È stato difficile raggiungere le zone colpite, tutto era allagato e pieno di fango. Con il giornalista di Mondo Luc Bronner, di solito parcheggiavamo vicino a una strada aperta e da lì camminavamo verso le comunità colpite. Quando siamo arrivati ​​il ​​secondo giorno dopo l'alluvione, l'organizzazione non era ancora molto buona, abbiamo potuto accedere ad alcuni luoghi che, pochi giorni dopo, non sarebbero stati accessibili.

L'atmosfera era caotica, centinaia di persone per strada, camion dei pompieri, polizia, elicotteri, decine di auto ammassate una sull'altra. La maggior parte delle volte non c'era rete. A Valencia, dall'altra parte del burrone che separa la città dalle località colpite, la vita continuava come se nulla fosse accaduto.

In che modo il fatto di essere originario di Valencia e di vivere vicino al disastro ha influenzato il tuo lavoro sul campo?

Questa è stata senza dubbio la sfida più grande per me. Sono abituato a lavorare su argomenti che, nonostante la loro durezza, non mi toccano personalmente. Ma questa volta è stato diverso. Ho fatto del mio meglio per distaccarmi emotivamente dalle case, dalle città e dalle attività commerciali dei miei amici, tutte distrutte dall'acqua.
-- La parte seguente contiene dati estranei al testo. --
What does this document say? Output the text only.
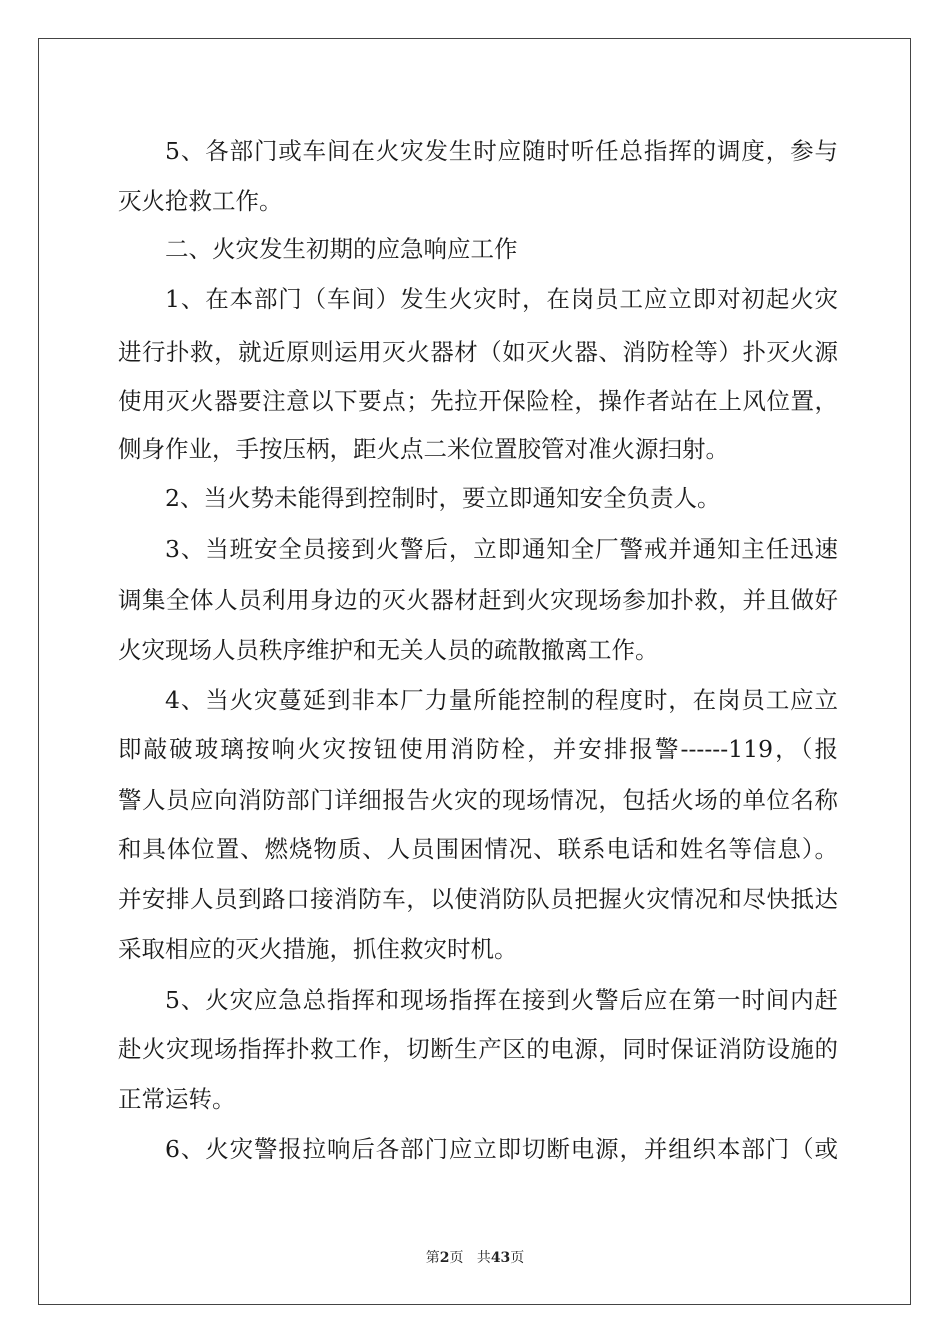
5、各部门或车间在火灾发生时应随时听任总指挥的调度，参与
灭火抢救工作。
二、火灾发生初期的应急响应工作
1、在本部门（车间）发生火灾时，在岗员工应立即对初起火灾
进行扑救，就近原则运用灭火器材（如灭火器、消防栓等）扑灭火源
使用灭火器要注意以下要点；先拉开保险栓，操作者站在上风位置，
侧身作业，手按压柄，距火点二米位置胶管对准火源扫射。
2、当火势未能得到控制时，要立即通知安全负责人。
3、当班安全员接到火警后，立即通知全厂警戒并通知主任迅速
调集全体人员利用身边的灭火器材赶到火灾现场参加扑救，并且做好
火灾现场人员秩序维护和无关人员的疏散撤离工作。
4、当火灾蔓延到非本厂力量所能控制的程度时，在岗员工应立
即敲破玻璃按响火灾按钮使用消防栓，并安排报警------119，（报
警人员应向消防部门详细报告火灾的现场情况，包括火场的单位名称
和具体位置、燃烧物质、人员围困情况、联系电话和姓名等信息）。
并安排人员到路口接消防车，以使消防队员把握火灾情况和尽快抵达
采取相应的灭火措施，抓住救灾时机。
5、火灾应急总指挥和现场指挥在接到火警后应在第一时间内赶
赴火灾现场指挥扑救工作，切断生产区的电源，同时保证消防设施的
正常运转。
6、火灾警报拉响后各部门应立即切断电源，并组织本部门（或
第2页 共43页
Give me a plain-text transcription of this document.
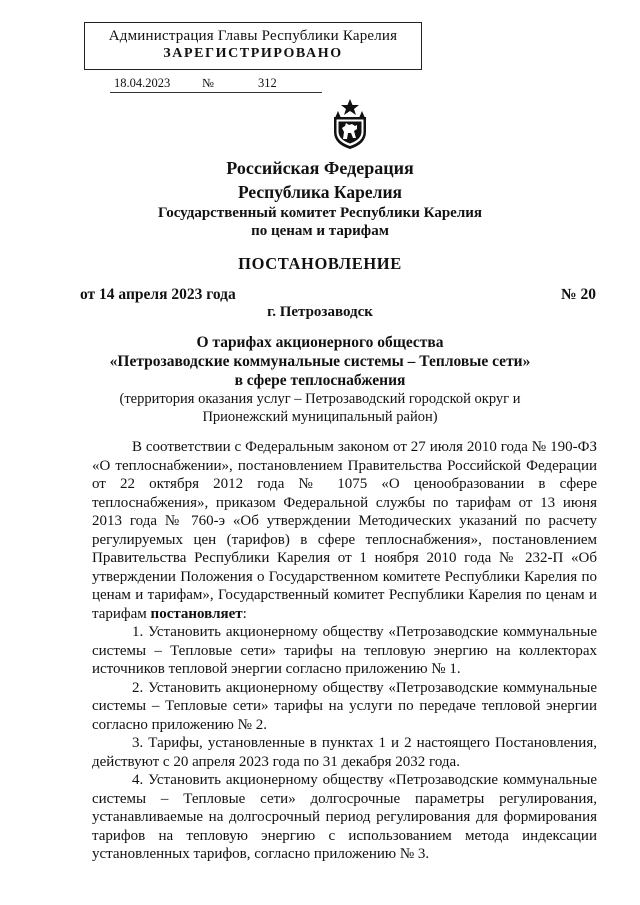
Администрация Главы Республики Карелия
ЗАРЕГИСТРИРОВАНО
18.04.2023	№	312
Российская Федерация
Республика Карелия
Государственный комитет Республики Карелия
по ценам и тарифам
ПОСТАНОВЛЕНИЕ
от 14 апреля 2023 года	№ 20
г. Петрозаводск
О тарифах акционерного общества
«Петрозаводские коммунальные системы – Тепловые сети»
в сфере теплоснабжения
(территория оказания услуг – Петрозаводский городской округ и
Прионежский муниципальный район)

В соответствии с Федеральным законом от 27 июля 2010 года № 190-ФЗ «О теплоснабжении», постановлением Правительства Российской Федерации от 22 октября 2012 года № 1075 «О ценообразовании в сфере теплоснабжения», приказом Федеральной службы по тарифам от 13 июня 2013 года № 760-э «Об утверждении Методических указаний по расчету регулируемых цен (тарифов) в сфере теплоснабжения», постановлением Правительства Республики Карелия от 1 ноября 2010 года № 232-П «Об утверждении Положения о Государственном комитете Республики Карелия по ценам и тарифам», Государственный комитет Республики Карелия по ценам и тарифам постановляет:

1. Установить акционерному обществу «Петрозаводские коммунальные системы – Тепловые сети» тарифы на тепловую энергию на коллекторах источников тепловой энергии согласно приложению № 1.

2. Установить акционерному обществу «Петрозаводские коммунальные системы – Тепловые сети» тарифы на услуги по передаче тепловой энергии согласно приложению № 2.

3. Тарифы, установленные в пунктах 1 и 2 настоящего Постановления, действуют с 20 апреля 2023 года по 31 декабря 2032 года.

4. Установить акционерному обществу «Петрозаводские коммунальные системы – Тепловые сети» долгосрочные параметры регулирования, устанавливаемые на долгосрочный период регулирования для формирования тарифов на тепловую энергию с использованием метода индексации установленных тарифов, согласно приложению № 3.
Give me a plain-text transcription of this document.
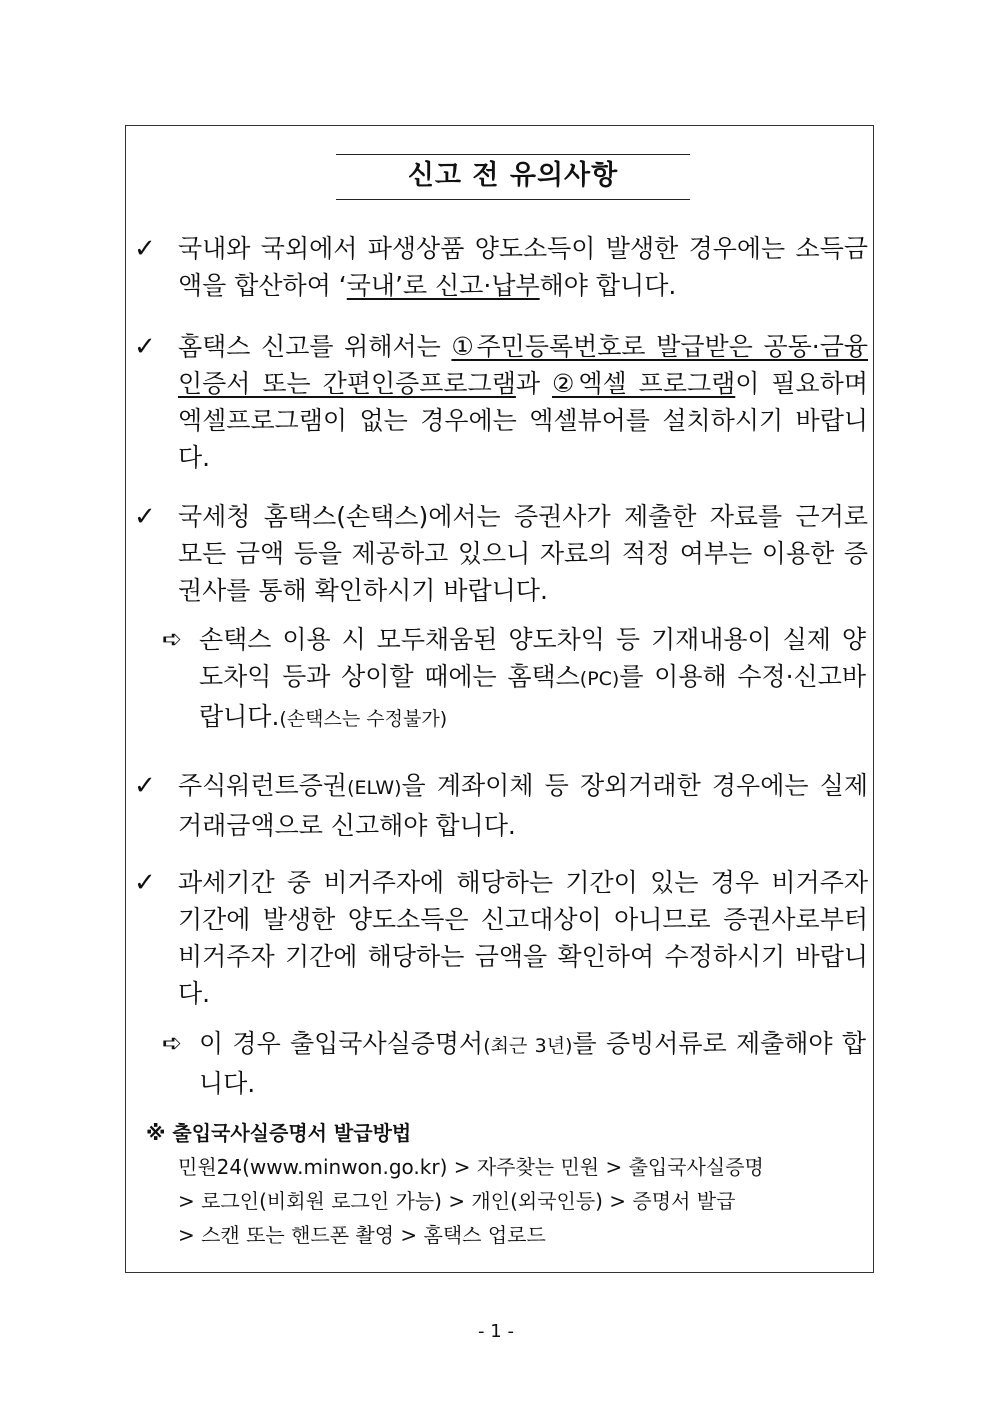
신고 전 유의사항
✓ 국내와 국외에서 파생상품 양도소득이 발생한 경우에는 소득금액을 합산하여 ‘국내’로 신고·납부해야 합니다.
✓ 홈택스 신고를 위해서는 ①주민등록번호로 발급받은 공동·금융인증서 또는 간편인증프로그램과 ②엑셀 프로그램이 필요하며 엑셀프로그램이 없는 경우에는 엑셀뷰어를 설치하시기 바랍니다.
✓ 국세청 홈택스(손택스)에서는 증권사가 제출한 자료를 근거로 모든 금액 등을 제공하고 있으니 자료의 적정 여부는 이용한 증권사를 통해 확인하시기 바랍니다.
➪ 손택스 이용 시 모두채움된 양도차익 등 기재내용이 실제 양도차익 등과 상이할 때에는 홈택스(PC)를 이용해 수정·신고바랍니다.(손택스는 수정불가)
✓ 주식워런트증권(ELW)을 계좌이체 등 장외거래한 경우에는 실제거래금액으로 신고해야 합니다.
✓ 과세기간 중 비거주자에 해당하는 기간이 있는 경우 비거주자 기간에 발생한 양도소득은 신고대상이 아니므로 증권사로부터 비거주자 기간에 해당하는 금액을 확인하여 수정하시기 바랍니다.
➪ 이 경우 출입국사실증명서(최근 3년)를 증빙서류로 제출해야 합니다.
※ 출입국사실증명서 발급방법
민원24(www.minwon.go.kr) > 자주찾는 민원 > 출입국사실증명
> 로그인(비회원 로그인 가능) > 개인(외국인등) > 증명서 발급
> 스캔 또는 핸드폰 촬영 > 홈택스 업로드
- 1 -
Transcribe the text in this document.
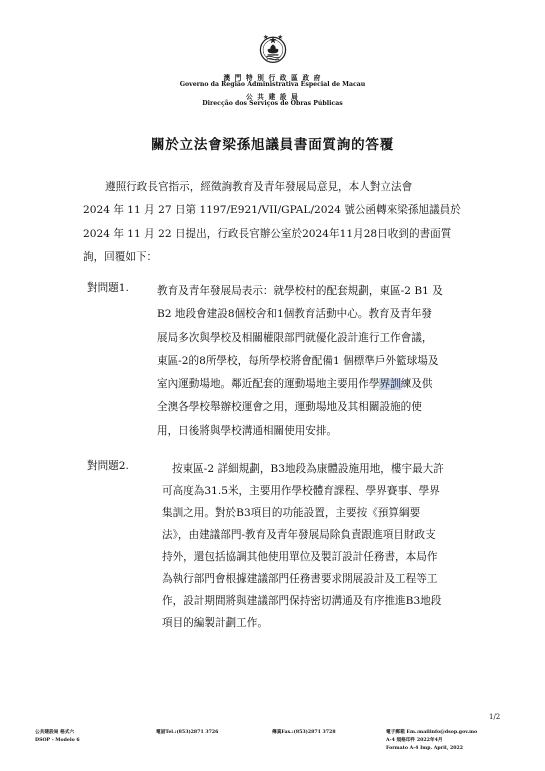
澳 門 特 別 行 政 區 政 府
Governo da Região Administrativa Especial de Macau
公 共 建 設 局
Direcção dos Serviços de Obras Públicas
關於立法會梁孫旭議員書面質詢的答覆
遵照行政長官指示，經徵詢教育及青年發展局意見，本人對立法會
2024 年 11 月 27 日第 1197/E921/VII/GPAL/2024 號公函轉來梁孫旭議員於
2024 年 11 月 22 日提出，行政長官辦公室於2024年11月28日收到的書面質
詢，回覆如下：
對問題1.	教育及青年發展局表示：就學校村的配套規劃，東區-2 B1 及
B2 地段會建設8個校舍和1個教育活動中心。教育及青年發
展局多次與學校及相關權限部門就優化設計進行工作會議，
東區-2的8所學校，每所學校將會配備1 個標準戶外籃球場及
室內運動場地。鄰近配套的運動場地主要用作學界訓練及供
全澳各學校舉辦校運會之用，運動場地及其相關設施的使
用，日後將與學校溝通相關使用安排。
對問題2.	按東區-2 詳細規劃，B3地段為康體設施用地，樓宇最大許
可高度為31.5米，主要用作學校體育課程、學界賽事、學界
集訓之用。對於B3項目的功能設置，主要按《預算綱要
法》，由建議部門-教育及青年發展局除負責跟進項目財政支
持外，還包括協調其他使用單位及製訂設計任務書，本局作
為執行部門會根據建議部門任務書要求開展設計及工程等工
作，設計期間將與建議部門保持密切溝通及有序推進B3地段
項目的編製計劃工作。
1/2
公共建設局 格式六
DSOP - Modelo 6
電話Tel.:(853)2871 3726	傳真Fax.:(853)2871 3728	電子郵箱 Em.:mailinfo@dsop.gov.mo
A-4 規格印件 2022年4月
Formato A-4 Imp. April, 2022
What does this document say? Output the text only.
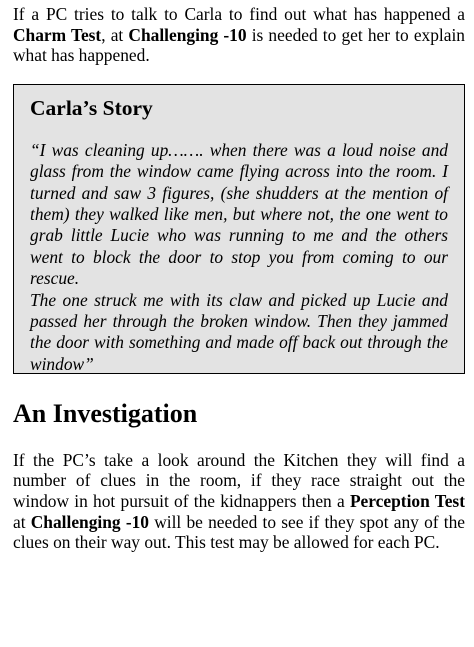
If a PC tries to talk to Carla to find out what has happened a Charm Test, at Challenging -10 is needed to get her to explain what has happened.

Carla’s Story

“I was cleaning up……. when there was a loud noise and glass from the window came flying across into the room. I turned and saw 3 figures, (she shudders at the mention of them) they walked like men, but where not, the one went to grab little Lucie who was running to me and the others went to block the door to stop you from coming to our rescue.

The one struck me with its claw and picked up Lucie and passed her through the broken window. Then they jammed the door with something and made off back out through the window”

An Investigation

If the PC’s take a look around the Kitchen they will find a number of clues in the room, if they race straight out the window in hot pursuit of the kidnappers then a Perception Test at Challenging -10 will be needed to see if they spot any of the clues on their way out. This test may be allowed for each PC.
L'incontro con i miei cari colpiti, devastati dalle loro perdite e ancora scioccati, mi ha riportato costantemente alle mie radici e a tutti i ricordi trascorsi in questi luoghi prima che scomparissero. Penso che mi abbia anche motivato a svolgere il mio lavoro al meglio delle mie possibilità perché mi sentivo in debito con loro. Ero costantemente combattuto tra il desiderio di fotografare tutto e il desiderio di prendere una scopa e togliere il fango, ma sapevo anche che in quel momento le parole di Luc accompagnate dalle mie fotografie erano il miglior aiuto che potevo dare loro.